Greece: Bars Face Closure for Serving Standing Customers

ATHENS — Authorities in Greece warned Tuesday that bars and restaurants could be shut down if they defy COVID-19 distancing rules following a jump in infections among young people.

Civil Protection chief Nikos Hardalias said one-week license suspensions will be imposed on businesses that serve standing customers or ignore capacity limits, followed by two-week and indefinite suspensions if the violations persisted. Fines will range from 2,000 to 10,000 euros ($2,360-11,800) depending on the size of the business and the number of previous infringements, he said.

The measures, which start Thursday, will also impact tourist resorts on the Greek islands and elsewhere where there have been frequent reports of overcrowding.

Greece is anxious to restart its vital tourism industry, which accounts for about a fifth of annual economic output, while at the same time avoiding a major surge in new infections.

Hardalias said there had been a "rapid surge in infections" among young people, noting that nearly a third of new cases are believed to have originated from crowded outdoor gatherings.

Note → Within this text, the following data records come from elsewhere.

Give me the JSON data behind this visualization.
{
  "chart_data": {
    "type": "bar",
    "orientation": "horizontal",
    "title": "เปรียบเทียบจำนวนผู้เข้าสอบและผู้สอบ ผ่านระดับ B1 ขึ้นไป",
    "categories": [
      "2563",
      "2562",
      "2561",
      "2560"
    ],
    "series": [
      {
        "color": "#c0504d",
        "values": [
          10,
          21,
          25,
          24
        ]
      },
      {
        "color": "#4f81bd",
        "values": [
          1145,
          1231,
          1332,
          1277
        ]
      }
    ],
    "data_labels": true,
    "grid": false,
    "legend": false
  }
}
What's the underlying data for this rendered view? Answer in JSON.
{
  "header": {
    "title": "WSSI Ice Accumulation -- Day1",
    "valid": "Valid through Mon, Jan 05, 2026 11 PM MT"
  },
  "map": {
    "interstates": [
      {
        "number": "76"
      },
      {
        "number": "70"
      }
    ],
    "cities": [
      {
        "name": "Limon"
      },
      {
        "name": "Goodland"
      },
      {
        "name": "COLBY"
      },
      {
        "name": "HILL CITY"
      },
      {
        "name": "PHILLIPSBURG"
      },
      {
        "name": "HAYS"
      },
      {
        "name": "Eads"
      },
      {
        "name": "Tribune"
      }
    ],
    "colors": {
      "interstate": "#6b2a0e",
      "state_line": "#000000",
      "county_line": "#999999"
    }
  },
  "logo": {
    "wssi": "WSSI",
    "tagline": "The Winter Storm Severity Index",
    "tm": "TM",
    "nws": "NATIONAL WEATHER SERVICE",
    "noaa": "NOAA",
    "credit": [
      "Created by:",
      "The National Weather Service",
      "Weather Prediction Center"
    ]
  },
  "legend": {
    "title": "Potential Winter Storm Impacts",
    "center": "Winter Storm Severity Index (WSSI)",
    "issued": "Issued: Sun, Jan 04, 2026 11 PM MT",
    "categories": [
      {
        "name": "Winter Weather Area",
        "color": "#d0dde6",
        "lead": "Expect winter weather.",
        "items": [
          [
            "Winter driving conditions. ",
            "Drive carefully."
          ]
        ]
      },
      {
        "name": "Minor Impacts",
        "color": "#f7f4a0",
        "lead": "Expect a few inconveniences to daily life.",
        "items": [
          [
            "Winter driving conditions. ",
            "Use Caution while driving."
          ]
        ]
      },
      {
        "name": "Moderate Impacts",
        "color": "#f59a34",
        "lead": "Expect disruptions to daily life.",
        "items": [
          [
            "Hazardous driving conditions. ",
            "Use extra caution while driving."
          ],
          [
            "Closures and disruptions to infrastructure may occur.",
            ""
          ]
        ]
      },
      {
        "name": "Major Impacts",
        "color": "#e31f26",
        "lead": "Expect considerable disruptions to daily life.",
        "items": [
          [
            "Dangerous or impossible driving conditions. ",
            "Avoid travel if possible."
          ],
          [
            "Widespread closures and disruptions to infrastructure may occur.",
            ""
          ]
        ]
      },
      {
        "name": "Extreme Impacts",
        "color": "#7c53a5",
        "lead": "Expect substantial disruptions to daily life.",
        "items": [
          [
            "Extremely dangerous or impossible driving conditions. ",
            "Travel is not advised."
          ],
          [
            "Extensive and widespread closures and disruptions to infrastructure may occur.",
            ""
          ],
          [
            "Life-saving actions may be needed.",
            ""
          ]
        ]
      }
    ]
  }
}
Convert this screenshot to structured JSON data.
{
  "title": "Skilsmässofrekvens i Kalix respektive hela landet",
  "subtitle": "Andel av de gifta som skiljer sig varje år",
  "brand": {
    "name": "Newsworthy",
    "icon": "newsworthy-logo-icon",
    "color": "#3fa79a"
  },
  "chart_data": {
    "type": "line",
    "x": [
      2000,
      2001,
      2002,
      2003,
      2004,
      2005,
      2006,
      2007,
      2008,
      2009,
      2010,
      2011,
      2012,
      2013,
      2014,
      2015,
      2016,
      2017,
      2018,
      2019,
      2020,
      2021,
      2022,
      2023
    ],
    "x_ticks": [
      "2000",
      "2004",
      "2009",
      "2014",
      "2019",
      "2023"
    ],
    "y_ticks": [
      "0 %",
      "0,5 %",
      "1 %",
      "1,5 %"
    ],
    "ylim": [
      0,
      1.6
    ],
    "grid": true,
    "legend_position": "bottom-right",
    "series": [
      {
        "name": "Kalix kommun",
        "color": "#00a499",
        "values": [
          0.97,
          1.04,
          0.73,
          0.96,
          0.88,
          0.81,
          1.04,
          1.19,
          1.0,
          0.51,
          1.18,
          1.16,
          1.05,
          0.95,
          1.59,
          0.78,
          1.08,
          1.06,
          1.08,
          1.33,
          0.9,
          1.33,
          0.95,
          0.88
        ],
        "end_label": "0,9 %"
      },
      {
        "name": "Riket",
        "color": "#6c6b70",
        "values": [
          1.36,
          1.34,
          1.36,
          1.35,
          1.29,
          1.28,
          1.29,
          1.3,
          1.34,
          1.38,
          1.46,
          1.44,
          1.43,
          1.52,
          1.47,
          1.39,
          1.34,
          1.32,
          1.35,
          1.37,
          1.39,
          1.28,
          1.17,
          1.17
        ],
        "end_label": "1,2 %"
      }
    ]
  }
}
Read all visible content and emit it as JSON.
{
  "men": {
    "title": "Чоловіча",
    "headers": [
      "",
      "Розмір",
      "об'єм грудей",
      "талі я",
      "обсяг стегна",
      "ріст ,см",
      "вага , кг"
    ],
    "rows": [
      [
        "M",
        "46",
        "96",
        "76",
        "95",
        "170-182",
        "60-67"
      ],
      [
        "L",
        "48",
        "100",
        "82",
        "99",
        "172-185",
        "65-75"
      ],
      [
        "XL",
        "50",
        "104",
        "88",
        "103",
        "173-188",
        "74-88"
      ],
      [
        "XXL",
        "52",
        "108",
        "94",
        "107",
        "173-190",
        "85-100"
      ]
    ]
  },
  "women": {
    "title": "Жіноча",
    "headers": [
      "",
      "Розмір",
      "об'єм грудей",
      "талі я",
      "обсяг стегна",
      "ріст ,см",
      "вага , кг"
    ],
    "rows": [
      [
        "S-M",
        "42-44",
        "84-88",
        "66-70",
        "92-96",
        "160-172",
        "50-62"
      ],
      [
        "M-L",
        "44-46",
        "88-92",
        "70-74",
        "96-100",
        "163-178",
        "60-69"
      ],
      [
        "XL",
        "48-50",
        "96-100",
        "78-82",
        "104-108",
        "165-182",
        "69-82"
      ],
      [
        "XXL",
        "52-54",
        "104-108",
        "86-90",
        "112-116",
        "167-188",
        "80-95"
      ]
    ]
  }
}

Greece ended the mandatory outdoor use of face masks on June 24, but the mandate remains in effect for all indoor public spaces.

A six-week decline in coronavirus infections ended in late June and the number has since risen from 3.4 daily cases per 100,000 people as a seven-day rolling average to 7.6.

"Since June 28 there has been a sharp and very fast rise in infections," Hardalias said, adding that the average age of people now testing positive has fallen to 27.

Hardalias said the rise in infections and increasing pressure from the highly contagious delta variant had added urgency to the vaccination campaign.

"We realize that our young people want to let off steam. They want to have fun," he said. "So we are again appealing to them, with friendly encouragement, to get vaccinated immediately, regardless of their strong desire to seek entertainment."